2021 marks the 34th year recognizing October as Domestic Violence Awareness Month — time during which “much progress has been made to support domestic violence victims and survivors, to hold abusers accountable and to create and update legislation to further those goals,” according to the National Coalition Against Domestic Violence. In honor of DVAM, the University of Connecticut’s Women’s Center hosted a Silent Witness Exhibit on Friday afternoon, where stories of Connecticut residents who have since passed away due to domestic and dating violence were displayed upon gold shields.
The shields read names like Jennifer Dulos, 50, Brittany Mills, 28, Kameisha Mills, 23, Artara Benson, 46, Catherine Taylor, 70 and Alessia Mesquita, 28. Before Dulos was reported missing on May 24, 2019, she was concerned for her safety during a divorce and child-custody dispute with her estranged husband. Traces of blood were found in her garage, along with evidence of assault, and it was proven that Dulos’ husband had tampered with evidence. Dulos has never been found.

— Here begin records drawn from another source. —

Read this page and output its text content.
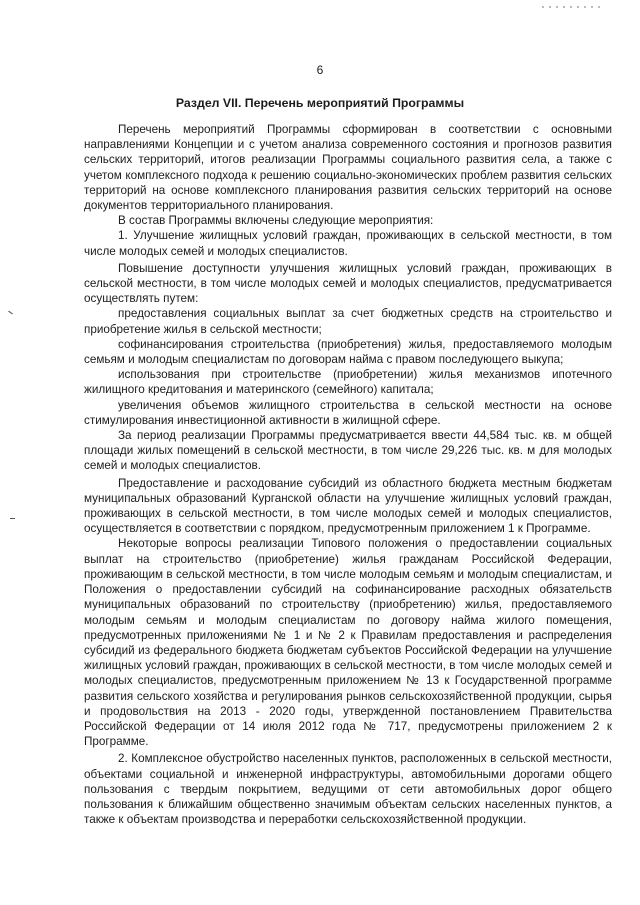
6
Раздел VII. Перечень мероприятий Программы

Перечень мероприятий Программы сформирован в соответствии с основными направлениями Концепции и с учетом анализа современного состояния и прогнозов развития сельских территорий, итогов реализации Программы социального развития села, а также с учетом комплексного подхода к решению социально-экономических проблем развития сельских территорий на основе комплексного планирования развития сельских территорий на основе документов территориального планирования.

В состав Программы включены следующие мероприятия:

1. Улучшение жилищных условий граждан, проживающих в сельской местности, в том числе молодых семей и молодых специалистов.

Повышение доступности улучшения жилищных условий граждан, проживающих в сельской местности, в том числе молодых семей и молодых специалистов, предусматривается осуществлять путем:

предоставления социальных выплат за счет бюджетных средств на строительство и приобретение жилья в сельской местности;

софинансирования строительства (приобретения) жилья, предоставляемого молодым семьям и молодым специалистам по договорам найма с правом последующего выкупа;

использования при строительстве (приобретении) жилья механизмов ипотечного жилищного кредитования и материнского (семейного) капитала;

увеличения объемов жилищного строительства в сельской местности на основе стимулирования инвестиционной активности в жилищной сфере.

За период реализации Программы предусматривается ввести 44,584 тыс. кв. м общей площади жилых помещений в сельской местности, в том числе 29,226 тыс. кв. м для молодых семей и молодых специалистов.

Предоставление и расходование субсидий из областного бюджета местным бюджетам муниципальных образований Курганской области на улучшение жилищных условий граждан, проживающих в сельской местности, в том числе молодых семей и молодых специалистов, осуществляется в соответствии с порядком, предусмотренным приложением 1 к Программе.

Некоторые вопросы реализации Типового положения о предоставлении социальных выплат на строительство (приобретение) жилья гражданам Российской Федерации, проживающим в сельской местности, в том числе молодым семьям и молодым специалистам, и Положения о предоставлении субсидий на софинансирование расходных обязательств муниципальных образований по строительству (приобретению) жилья, предоставляемого молодым семьям и молодым специалистам по договору найма жилого помещения, предусмотренных приложениями № 1 и № 2 к Правилам предоставления и распределения субсидий из федерального бюджета бюджетам субъектов Российской Федерации на улучшение жилищных условий граждан, проживающих в сельской местности, в том числе молодых семей и молодых специалистов, предусмотренным приложением № 13 к Государственной программе развития сельского хозяйства и регулирования рынков сельскохозяйственной продукции, сырья и продовольствия на 2013 - 2020 годы, утвержденной постановлением Правительства Российской Федерации от 14 июля 2012 года № 717, предусмотрены приложением 2 к Программе.

2. Комплексное обустройство населенных пунктов, расположенных в сельской местности, объектами социальной и инженерной инфраструктуры, автомобильными дорогами общего пользования с твердым покрытием, ведущими от сети автомобильных дорог общего пользования к ближайшим общественно значимым объектам сельских населенных пунктов, а также к объектам производства и переработки сельскохозяйственной продукции.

Brittany Mills and her cousins Kameisha Mills and Atara Benson were all killed in Mills’ Manchester apartment in Dec. 2013, when the killer — who had been in a child support dispute with Mills at the time — opened fire. Taylor moved into her son’s home on Feb. 2, 2019 following an argument with her ex-husband; two days later, he broke into her son’s home and shot Taylor in the head. On the morning of March 22, 2021, Mesquita rode in the car with her killer and their one-year-old; a domestic altercation occurred and Mesquita was shot while exiting the car.

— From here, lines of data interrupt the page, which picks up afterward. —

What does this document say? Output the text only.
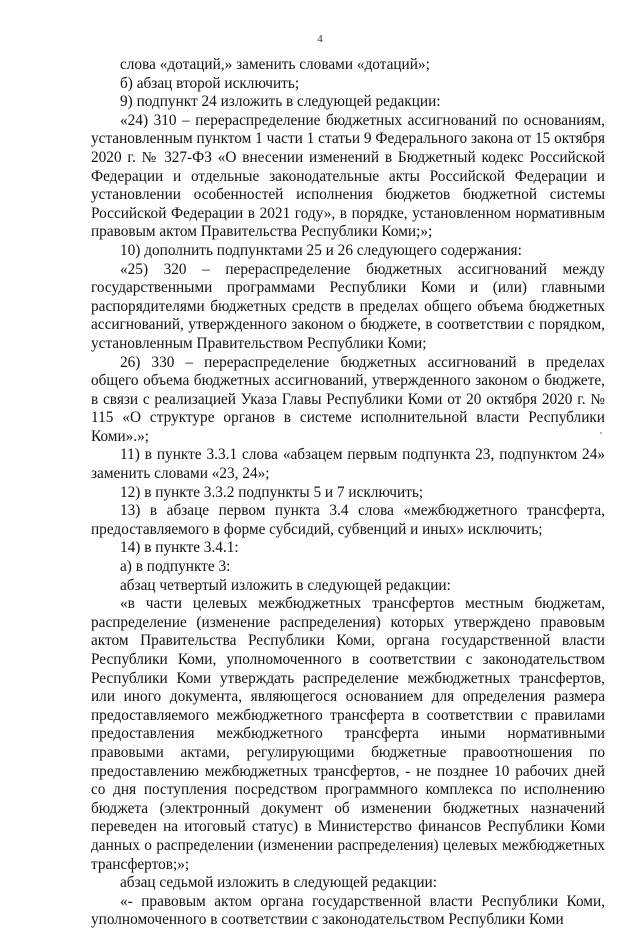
4

слова «дотаций,» заменить словами «дотаций»;

б) абзац второй исключить;

9) подпункт 24 изложить в следующей редакции:

«24) 310 – перераспределение бюджетных ассигнований по основаниям, установленным пунктом 1 части 1 статьи 9 Федерального закона от 15 октября 2020 г. № 327-ФЗ «О внесении изменений в Бюджетный кодекс Российской Федерации и отдельные законодательные акты Российской Федерации и установлении особенностей исполнения бюджетов бюджетной системы Российской Федерации в 2021 году», в порядке, установленном нормативным правовым актом Правительства Республики Коми;»;

10) дополнить подпунктами 25 и 26 следующего содержания:

«25) 320 – перераспределение бюджетных ассигнований между государственными программами Республики Коми и (или) главными распорядителями бюджетных средств в пределах общего объема бюджетных ассигнований, утвержденного законом о бюджете, в соответствии с порядком, установленным Правительством Республики Коми;

26) 330 – перераспределение бюджетных ассигнований в пределах общего объема бюджетных ассигнований, утвержденного законом о бюджете, в связи с реализацией Указа Главы Республики Коми от 20 октября 2020 г. № 115 «О структуре органов в системе исполнительной власти Республики Коми».»;

11) в пункте 3.3.1 слова «абзацем первым подпункта 23, подпунктом 24» заменить словами «23, 24»;

12) в пункте 3.3.2 подпункты 5 и 7 исключить;

13) в абзаце первом пункта 3.4 слова «межбюджетного трансферта, предоставляемого в форме субсидий, субвенций и иных» исключить;

14) в пункте 3.4.1:

а) в подпункте 3:

абзац четвертый изложить в следующей редакции:

«в части целевых межбюджетных трансфертов местным бюджетам, распределение (изменение распределения) которых утверждено правовым актом Правительства Республики Коми, органа государственной власти Республики Коми, уполномоченного в соответствии с законодательством Республики Коми утверждать распределение межбюджетных трансфертов, или иного документа, являющегося основанием для определения размера предоставляемого межбюджетного трансферта в соответствии с правилами предоставления межбюджетного трансферта иными нормативными правовыми актами, регулирующими бюджетные правоотношения по предоставлению межбюджетных трансфертов, - не позднее 10 рабочих дней со дня поступления посредством программного комплекса по исполнению бюджета (электронный документ об изменении бюджетных назначений переведен на итоговый статус) в Министерство финансов Республики Коми данных о распределении (изменении распределения) целевых межбюджетных трансфертов;»;

абзац седьмой изложить в следующей редакции:

«- правовым актом органа государственной власти Республики Коми, уполномоченного в соответствии с законодательством Республики Коми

The tragic nature of these stories makes them difficult to hear, but it is necessary to acknowledge and learn from them. Beneath the gold shield display was a table laid with tips and resources, including pamphlets for both recipients of domestic violence and those who aim to be allies by educating themselves and others on how to help. Pins and ribbons were also stationed by the flyers, where attendees were each encouraged to take one.
Natalie Plebanek, a fifth-semester molecular and cell biology major and Women’s Center staff member, was present during the exhibit and was open to discussing the event’s significant impact on attendees. The display has not only proven to offer further education on domestic violence, but has also created an opportunity for honest conversation and allyship.
“People, when they come by, they come back learning more about this topic,” Plebanek said. “But also since having this display up, there’s been people who’ve felt that by coming to this exhibit, they’ve been able to come out with their stories to people in the center and talk about their experiences and about how they can get help for it. So, I feel like that’s something that’s very helpful to see and also very wholesome to see — that by seeing this, [people] can be like, ‘Oh, this is somewhere I can go to talk about this and also to have people who support me through it.’ And it moved me a lot whenever it happened.”
While Plebanek was not able to share the full details of the story, she recalled a time when a student visited the Women’s Center recently. The visit ended up epitomizing the center’s supportive goals and the value of having resourceful spaces on campus for students in need of assistance.
“I didn’t end up talking with her personally, but we had our director talk with her and she was able to get the help she needed from her,” Plebanek said. “Then she told me a little bit about how she came here to get help for the experience that she was going through and from what I saw, I think she was able to get that help.”
The Silent Witness Exhibit will happen once again on Friday, Oct. 29 from noon to 3 p.m. Feel free to stop by, take a pin or a ribbon and learn more about how action and awareness can lead to social change. Domestic violence is an ongoing epidemic that has been overlooked for years. Although Domestic Violence Awareness Month only takes place for 30 days, education and allyship will always be valid in working against gender-based violence.